BÜTÜN İLİMLER PEYGAMBERLERDEN GELMİŞTİR



عَنْ أَنَسِ بْنِ مَالِكٍ (رَضِىَ اللهُ عَنْهُ) قَالَ: رَأَيْتُ رَسُولَ اللهِ صَلَّى اللهُ عَلَيْهِ وَسَلَّمَ يُصَلّيِ الضُّحَى سِتَّ رَكَعَاتٍ فَمَا تَرَكْتُهُنَّ بَعْدُ. (مجمع)
أنس بن مالك دن ( رضى الله عنه )  : " رسول الله ى ( صلى الله عليه وسلم )  ضُحى ( قوشلق ) نمازنى آلط ركعت قلاركن كوردم . بن او آلط ركعت قلاركن كوردم . بن او آلط ركعت هج ترك أتمدم ."
Enes bin Mâlik’ten (radıyallâhü anh): “Resûlullâh’ı (sallallâhü aleyhi ve sellem) duha (kuşluk) namazını altı rek’at kılarken gördüm. Ben o altı rek’atı hiç terk etmedim.” 
(Hadîs-i Şerîf, Mecmau’z-Zevâid)
Hicrî:   13 Muharrem 1439  Fazilet Takvimi 

BÜTÜN İLİMLER PEYGAMBERLERDEN GELMİŞTİR


İlimler içinde en muteber olan ilim Kur'ân ilmidir. Kur'ân-ı Kerîm'de bütün ilimler vardır. Onun için bir kimse Kur'ân hâfızı olup onun îcâbıyla amel etse, cehennem ateşinden kurtulduğu gibi cennette derecesi başkalarından da yüksek olur. Zira o vakitte ona “oku ve yüksel" derler. Kur'ân-ı Kerîm'i başından sonuna kadar hem okur, hem de derecelerle yükselir.
Müslüman, evladını dört yaşını dört ay geçtiğinde dinini öğretmesi için hocaya götürmelidir.
Bir kimse hâfız değilse bari her gün Mushaf-ı Şerîf'in yüzünden olsun bir miktar okumalıdır. Geceleri okumak daha faziletlidir. Zira gece, kalp dünya fikirlerinden sâfî olur. İnsan gündüzün yorgunluğundan dinlenmiştir.
Allâhü Teâlâ gündüzü helâl rızık kazanılması için yaratmıştır. Bütün kazanç yolları bize babamız Âdem Aleyhisselâm'dan kalmıştır.

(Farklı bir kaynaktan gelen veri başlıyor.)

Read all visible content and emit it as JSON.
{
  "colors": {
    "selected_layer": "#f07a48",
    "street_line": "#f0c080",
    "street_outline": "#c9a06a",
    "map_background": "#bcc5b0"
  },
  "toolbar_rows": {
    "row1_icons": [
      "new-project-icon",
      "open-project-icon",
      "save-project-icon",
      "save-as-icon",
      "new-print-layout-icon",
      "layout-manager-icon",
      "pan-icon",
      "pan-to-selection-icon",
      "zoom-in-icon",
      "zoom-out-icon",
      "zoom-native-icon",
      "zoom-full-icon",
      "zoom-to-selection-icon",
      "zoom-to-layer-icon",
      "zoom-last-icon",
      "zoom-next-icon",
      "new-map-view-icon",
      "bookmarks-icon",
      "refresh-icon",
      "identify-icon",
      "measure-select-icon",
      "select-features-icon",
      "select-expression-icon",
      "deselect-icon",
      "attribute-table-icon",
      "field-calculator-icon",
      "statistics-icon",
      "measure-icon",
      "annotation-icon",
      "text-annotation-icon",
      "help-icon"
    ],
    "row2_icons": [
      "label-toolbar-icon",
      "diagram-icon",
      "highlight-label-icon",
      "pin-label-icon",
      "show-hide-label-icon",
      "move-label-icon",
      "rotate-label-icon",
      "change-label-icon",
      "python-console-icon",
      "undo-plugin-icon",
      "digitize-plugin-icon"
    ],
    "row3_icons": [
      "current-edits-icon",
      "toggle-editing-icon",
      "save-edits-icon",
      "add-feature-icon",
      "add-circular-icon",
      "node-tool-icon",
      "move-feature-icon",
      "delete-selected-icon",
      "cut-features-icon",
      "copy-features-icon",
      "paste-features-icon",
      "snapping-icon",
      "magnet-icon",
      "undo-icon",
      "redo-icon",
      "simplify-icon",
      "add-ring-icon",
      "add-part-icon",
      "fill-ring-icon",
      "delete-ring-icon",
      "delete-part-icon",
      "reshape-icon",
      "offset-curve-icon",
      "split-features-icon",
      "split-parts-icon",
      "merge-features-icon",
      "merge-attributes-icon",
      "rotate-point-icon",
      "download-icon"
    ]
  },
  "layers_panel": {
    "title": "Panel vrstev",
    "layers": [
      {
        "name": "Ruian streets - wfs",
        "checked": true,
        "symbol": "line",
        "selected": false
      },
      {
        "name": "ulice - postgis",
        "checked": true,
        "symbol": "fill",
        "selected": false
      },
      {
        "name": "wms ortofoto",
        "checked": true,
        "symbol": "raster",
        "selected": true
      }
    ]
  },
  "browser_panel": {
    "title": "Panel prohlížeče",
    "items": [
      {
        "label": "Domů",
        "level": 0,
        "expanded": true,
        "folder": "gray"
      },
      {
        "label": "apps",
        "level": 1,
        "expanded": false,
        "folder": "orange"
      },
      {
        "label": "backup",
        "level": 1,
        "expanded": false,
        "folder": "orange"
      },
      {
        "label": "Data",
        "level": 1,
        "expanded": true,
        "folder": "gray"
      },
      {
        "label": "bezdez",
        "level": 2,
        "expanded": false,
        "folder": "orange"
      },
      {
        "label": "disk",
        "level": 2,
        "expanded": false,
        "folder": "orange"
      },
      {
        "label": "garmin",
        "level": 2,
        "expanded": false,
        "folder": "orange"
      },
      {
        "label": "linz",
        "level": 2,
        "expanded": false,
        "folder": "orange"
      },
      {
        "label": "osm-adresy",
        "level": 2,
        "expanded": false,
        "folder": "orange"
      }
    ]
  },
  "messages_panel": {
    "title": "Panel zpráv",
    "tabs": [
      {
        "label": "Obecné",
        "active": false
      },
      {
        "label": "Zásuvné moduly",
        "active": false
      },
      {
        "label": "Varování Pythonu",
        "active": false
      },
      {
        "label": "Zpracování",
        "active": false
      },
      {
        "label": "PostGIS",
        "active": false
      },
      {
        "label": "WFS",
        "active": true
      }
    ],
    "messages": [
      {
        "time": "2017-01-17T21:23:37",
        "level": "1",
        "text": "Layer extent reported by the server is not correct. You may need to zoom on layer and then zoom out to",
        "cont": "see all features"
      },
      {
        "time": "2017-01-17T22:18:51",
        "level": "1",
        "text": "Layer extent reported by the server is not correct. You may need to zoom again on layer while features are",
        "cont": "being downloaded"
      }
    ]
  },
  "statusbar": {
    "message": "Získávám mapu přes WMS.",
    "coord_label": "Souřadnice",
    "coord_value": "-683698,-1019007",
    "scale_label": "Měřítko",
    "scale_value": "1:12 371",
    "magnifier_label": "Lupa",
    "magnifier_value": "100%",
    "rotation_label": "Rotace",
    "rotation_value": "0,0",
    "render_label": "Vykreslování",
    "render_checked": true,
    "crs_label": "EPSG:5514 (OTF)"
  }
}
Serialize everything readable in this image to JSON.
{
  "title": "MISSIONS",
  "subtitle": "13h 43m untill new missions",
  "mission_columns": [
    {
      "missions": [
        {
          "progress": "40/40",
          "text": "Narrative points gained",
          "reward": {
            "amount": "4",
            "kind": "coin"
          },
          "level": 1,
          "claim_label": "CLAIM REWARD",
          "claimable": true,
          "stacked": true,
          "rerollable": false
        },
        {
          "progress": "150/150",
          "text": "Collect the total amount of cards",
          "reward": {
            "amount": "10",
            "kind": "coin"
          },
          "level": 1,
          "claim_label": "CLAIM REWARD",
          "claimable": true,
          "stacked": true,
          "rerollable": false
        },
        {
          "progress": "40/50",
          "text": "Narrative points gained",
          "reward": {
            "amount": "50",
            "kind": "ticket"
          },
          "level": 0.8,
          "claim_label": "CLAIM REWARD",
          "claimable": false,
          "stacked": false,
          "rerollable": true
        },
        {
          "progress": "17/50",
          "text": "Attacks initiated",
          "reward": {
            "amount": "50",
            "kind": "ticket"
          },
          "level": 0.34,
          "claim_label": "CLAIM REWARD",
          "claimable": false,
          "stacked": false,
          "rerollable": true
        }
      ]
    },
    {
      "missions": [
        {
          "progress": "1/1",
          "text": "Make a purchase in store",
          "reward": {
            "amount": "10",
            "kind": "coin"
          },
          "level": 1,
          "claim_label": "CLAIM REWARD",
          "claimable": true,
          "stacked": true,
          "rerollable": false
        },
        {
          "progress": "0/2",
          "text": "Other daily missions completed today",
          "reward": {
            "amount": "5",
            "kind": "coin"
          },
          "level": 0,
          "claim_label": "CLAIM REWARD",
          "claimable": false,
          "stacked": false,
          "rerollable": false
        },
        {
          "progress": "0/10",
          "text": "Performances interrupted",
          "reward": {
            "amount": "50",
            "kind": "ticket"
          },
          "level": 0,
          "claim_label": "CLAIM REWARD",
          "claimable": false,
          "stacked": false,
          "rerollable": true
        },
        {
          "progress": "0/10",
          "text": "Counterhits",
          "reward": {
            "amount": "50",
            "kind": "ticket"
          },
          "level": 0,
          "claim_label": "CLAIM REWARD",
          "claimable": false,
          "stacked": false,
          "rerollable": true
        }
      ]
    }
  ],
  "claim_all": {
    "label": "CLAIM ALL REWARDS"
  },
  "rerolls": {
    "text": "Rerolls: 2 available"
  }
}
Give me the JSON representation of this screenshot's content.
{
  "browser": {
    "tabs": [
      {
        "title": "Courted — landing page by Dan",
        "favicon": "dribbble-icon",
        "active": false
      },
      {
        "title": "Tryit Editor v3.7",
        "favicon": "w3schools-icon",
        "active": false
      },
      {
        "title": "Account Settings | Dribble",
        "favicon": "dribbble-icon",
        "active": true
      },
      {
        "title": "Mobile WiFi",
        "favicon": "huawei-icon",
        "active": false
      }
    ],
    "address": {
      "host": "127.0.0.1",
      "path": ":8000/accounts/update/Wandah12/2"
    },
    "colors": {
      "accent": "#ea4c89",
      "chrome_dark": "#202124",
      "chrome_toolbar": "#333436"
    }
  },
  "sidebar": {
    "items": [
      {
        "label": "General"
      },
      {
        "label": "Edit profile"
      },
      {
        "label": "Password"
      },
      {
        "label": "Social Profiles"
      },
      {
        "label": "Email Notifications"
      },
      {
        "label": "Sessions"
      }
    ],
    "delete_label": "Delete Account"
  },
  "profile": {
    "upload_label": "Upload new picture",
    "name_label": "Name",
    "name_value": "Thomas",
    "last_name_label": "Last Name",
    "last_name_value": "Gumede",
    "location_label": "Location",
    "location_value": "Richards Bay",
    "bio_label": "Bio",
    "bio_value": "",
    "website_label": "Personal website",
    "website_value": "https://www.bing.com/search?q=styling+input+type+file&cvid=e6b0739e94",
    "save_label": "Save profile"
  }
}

Âdem Aleyhisselâm meşgûl olduğu işlerin tamamını evladlarına öğretti. Bu cihetten her zanaatın aslı Allâhü Teâlâ'dandır. Yani bir şey Hak Teâlâ tarafından öğretilmedikçe insan aklı ona yetmez. Nitekim Kur'ân-ı Kerîm'de karga hikâyesi malumdur.
Âdem Aleyhisselâm'ın oğlu Kâbil, kardeşi Hâbil'i öldürdüğünde uzun müddet sırtında taşıyıp ne yapacağını bilemedi. Sonunda bir karganın bir kargayı öldürdüğünü ve sonra gagasıyla bir çukur kazıp onu toprağa gömdüğünü gördü. Bunun üzerine Kâbil: “Yazık bana ki bu kadar zamandır kardeşimi sırtımda taşıdım da onu karga gibi yer altına defnetmeyi bilmedim.” dedi ve orada bir kabir kazıp onu defnetti.
(İ. Hakkı Bursevî, Tuhfe-i Atâiyye)

BEYİT:

İlim bir lücce-i bî-sâhildir
Anda âlim geçinen câhildir (Nâbî)
(İlim sahili olmayan bir deryadır. Kendini âlim sanan cahildir.)